On Mon, 27 May 2019, Zoltán Herczeg wrote:
> that is strategical difference. You don't know the input from the
> pattern, and your input has no a-d characters. The interpreter only
> searches 'a', while jit searches two characters: 'a' and 'd' which
> distance is two. The latter is more complicated, but works better for
> random input. You can see the difference here:
The interpreter searches for 'a' using mamchr(); if it finds 'a' it then
does a second search for 'd' (again using memchr()) before running the
match. If you set no_start_optimize, to disable these optimizations,
there is a huge penalty.
> ./pcre2test -tm
> PCRE2 version 10.34-RC1 2019-04-22
> re> /abcd/
> data> \[012345678a]{2000}
> Match time 0.1659 milliseconds
> No match
> data>
> re> /abcd/jit
> data> \[012345678a]{2000}
> Match time 0.0027 milliseconds
> No match
Thanks for posting that example.

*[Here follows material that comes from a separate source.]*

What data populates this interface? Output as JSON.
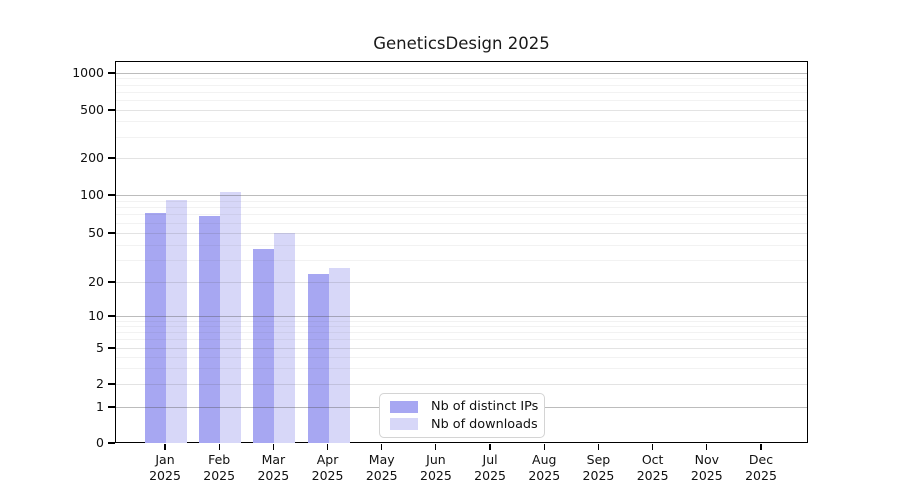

I've just noticed that an improvement
may be possible in the interpreter - the search for 'd' happens only if
the subject is quite short, because searching very long strings takes
time - or at least it does when memchr() is not used. It cannot be used
for 16-bit and 32-bit strings, and originally it was not used for 8-bit
strings. I will do some experiments to see if that restriction can be
lifted for 8-bit strings (and if it improves performance).